IMPERIAL – Imperial Valley College on Thursday, Nov. 19, announced that the Aug. 6 ransomware attack does not appear to have resulted in the misuse of any personal information that might have been exposed.
The college also disclosed that the information potentially exposed might have included names and addresses along with either a Social Security number, tax identification number, financial account information, health information, and/or a username and password.
“(The Imperial Community College District) has identified no evidence that any sensitive information was accessed, viewed or downloaded, however, such actions cannot be ruled out,” according to the campus’ Nov. 19 statement.
While the Aug. 6 incident helped identify a specific weakness that has since been fixed, IVC acknowledged that its open nature and complex computing needs still makes it vulnerable to future threats and attacks.
In the wake of the criminal ransomware attack, the college has invested heavily in its technology to help protect it against future incidents, according to the college.
Those measures include the 24-hour monitoring of campus networks and information technology infrastructure, as well as the technology’s continuous assessment to identify any vulnerabilities that need to be addressed. The college is also working to purge old data and to encrypt all other data.
“These steps, in addition to individuals using strong passwords and two-factor authentication, are expected to reduce the likelihood of an incident like this occurring again,” according to the statement.
Further, rather than risk increased disruption to the campus community in the wake of the attack, IVC officials decided to work with its cyber insurance provider to pay $55,068 to the ransomware attacker.

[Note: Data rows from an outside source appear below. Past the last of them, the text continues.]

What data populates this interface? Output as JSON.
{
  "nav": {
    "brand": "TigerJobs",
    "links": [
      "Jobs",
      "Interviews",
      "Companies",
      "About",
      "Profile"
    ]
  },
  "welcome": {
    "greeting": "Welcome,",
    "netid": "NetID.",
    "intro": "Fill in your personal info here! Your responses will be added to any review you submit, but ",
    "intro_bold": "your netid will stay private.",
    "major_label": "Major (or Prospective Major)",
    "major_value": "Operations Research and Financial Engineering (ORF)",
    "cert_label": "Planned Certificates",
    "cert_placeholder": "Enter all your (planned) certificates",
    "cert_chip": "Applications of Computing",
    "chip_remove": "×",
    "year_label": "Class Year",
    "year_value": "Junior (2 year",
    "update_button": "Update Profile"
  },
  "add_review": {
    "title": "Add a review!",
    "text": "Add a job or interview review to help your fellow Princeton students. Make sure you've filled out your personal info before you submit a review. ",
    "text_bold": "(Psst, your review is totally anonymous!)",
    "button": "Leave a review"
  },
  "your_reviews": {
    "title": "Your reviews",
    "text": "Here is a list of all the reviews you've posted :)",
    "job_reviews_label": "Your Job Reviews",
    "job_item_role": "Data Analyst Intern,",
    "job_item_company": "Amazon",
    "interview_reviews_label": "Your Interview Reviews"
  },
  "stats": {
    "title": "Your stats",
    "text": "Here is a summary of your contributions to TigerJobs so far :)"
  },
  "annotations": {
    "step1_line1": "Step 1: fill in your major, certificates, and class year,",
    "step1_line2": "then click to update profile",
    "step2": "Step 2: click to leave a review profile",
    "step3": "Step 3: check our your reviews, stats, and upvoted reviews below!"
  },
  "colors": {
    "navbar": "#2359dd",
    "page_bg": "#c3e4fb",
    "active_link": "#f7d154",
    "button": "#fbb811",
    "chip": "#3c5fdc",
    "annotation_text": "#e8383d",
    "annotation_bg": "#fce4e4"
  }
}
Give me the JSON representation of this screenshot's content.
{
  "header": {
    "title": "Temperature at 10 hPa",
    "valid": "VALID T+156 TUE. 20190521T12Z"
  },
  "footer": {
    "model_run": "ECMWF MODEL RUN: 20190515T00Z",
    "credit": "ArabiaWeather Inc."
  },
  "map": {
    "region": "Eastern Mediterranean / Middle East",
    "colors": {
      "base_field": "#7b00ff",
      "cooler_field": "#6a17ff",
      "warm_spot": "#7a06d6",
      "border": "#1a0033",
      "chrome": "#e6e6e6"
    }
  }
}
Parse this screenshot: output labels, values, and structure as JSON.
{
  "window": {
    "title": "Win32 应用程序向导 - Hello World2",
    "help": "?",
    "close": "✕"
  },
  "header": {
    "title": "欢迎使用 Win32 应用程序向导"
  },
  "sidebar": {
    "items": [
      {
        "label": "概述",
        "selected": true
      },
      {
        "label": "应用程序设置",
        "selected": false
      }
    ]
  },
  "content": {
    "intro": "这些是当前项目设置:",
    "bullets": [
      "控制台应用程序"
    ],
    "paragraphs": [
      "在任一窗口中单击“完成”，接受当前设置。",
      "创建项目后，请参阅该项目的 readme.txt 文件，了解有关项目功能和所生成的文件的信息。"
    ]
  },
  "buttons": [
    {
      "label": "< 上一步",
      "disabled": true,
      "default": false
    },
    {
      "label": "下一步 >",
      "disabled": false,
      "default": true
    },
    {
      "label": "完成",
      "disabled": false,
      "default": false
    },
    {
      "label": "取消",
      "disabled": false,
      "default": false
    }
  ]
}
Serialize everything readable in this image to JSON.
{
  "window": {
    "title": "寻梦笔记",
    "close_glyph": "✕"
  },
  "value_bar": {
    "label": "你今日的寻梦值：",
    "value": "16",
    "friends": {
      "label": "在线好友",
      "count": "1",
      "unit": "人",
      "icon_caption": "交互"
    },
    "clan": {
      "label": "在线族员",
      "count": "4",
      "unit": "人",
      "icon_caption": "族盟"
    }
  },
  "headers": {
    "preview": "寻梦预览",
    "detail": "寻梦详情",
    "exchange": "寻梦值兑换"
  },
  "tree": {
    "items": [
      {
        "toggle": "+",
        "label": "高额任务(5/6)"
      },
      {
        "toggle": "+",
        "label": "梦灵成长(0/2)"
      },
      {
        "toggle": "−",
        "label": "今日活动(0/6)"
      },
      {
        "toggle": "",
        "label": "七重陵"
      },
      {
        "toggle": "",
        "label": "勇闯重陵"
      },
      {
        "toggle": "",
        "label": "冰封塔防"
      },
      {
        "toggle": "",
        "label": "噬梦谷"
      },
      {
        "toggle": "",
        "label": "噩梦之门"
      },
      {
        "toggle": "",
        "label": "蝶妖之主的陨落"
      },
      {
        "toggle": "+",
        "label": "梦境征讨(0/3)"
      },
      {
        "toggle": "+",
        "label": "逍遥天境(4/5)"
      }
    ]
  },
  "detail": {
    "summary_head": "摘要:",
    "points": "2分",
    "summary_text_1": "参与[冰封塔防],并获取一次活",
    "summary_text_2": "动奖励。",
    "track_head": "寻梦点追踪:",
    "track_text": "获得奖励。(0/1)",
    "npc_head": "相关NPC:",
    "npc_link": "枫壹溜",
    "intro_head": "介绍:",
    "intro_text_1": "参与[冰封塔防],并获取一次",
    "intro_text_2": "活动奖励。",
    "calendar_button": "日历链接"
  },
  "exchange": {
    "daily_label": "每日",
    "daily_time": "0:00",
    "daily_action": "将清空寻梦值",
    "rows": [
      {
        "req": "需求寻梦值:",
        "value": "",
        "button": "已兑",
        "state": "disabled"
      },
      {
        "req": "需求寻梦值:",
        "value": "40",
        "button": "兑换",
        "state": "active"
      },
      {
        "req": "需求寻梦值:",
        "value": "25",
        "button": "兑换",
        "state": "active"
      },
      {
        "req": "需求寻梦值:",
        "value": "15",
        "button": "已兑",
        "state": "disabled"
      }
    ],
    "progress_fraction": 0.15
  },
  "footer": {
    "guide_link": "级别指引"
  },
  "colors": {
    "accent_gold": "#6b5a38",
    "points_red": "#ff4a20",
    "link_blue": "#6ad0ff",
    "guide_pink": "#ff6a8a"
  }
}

“The decision to pay the ransom was made with students and employees in mind because it provided the fastest and most cost-effective resolution,” the college district stated. “It was also a proactive and preventive step to ensure information was not released on the internet.”
The campus’ investigation determined that an unknown source hacked an unspecified campus account that then provided access to district’s computer network.
At the time of the incident, the college’s IT department notified appropriate law enforcement entities, and engaged a third-party forensic company to investigate the cause and scope of the hack, which was identified as being a variant associated with Sodinokibi, a family of malware that attacks Windows-based systems.
The ransomware attack came 11 days before the start of the fall semester, rendering its servers temporarily inaccessible and prompting the semester’s start date to be delayed a week. Immediately following the incident, college servers had been isolated from the rest of the college and the internet.
“It was determined that approximately .09 percent of the data on the servers was affected by the attack,” IVC reported.
In contrast to the ransomware attack that impacted the county’s computer systems in April 2019, IVC did not rebuild its systems from the floor up. The college instead chose to have its IT department and consultants extensively reprogram the system, IVC previously reported.
The college had also taken measures to notify campus community members who may have potentially had their personal information accessed. It has recommended that individuals regularly review and monitor all account statements and credit history, and to report any suspicious or unusual activity to their financial institution.
Affected individuals have also been provided free credit monitoring.
To sign up for credit monitoring or place a 90-day security alert or credit freeze on a credit file, impacted individuals are urged to contact the dedicated call center at 855-914-4656, 6 a.m. to 6 p.m. Mondays through Fridays, Pacific Standard Time.
The same number can be called for additional information regarding the incident, or to determine whether an individual was potentially impacted.
In its Nov. 19 written statement, the Imperial Community College District provided a timeline of events that highlighted its response to the incident.
The ransomware investigation began Aug. 19, after primary systems were stabilized. The systems necessary to investigate potential data exfiltration were repaired and in place on Aug. 24. The suspect’s data files were turned over to the contracted consultant for inspection on Sept. 11.
The consultant provided IVC officials with a file on Oct. 16 that allowed the campus to begin processing notifications for those who were affected. On Nov. 3, those impacted individuals were notified.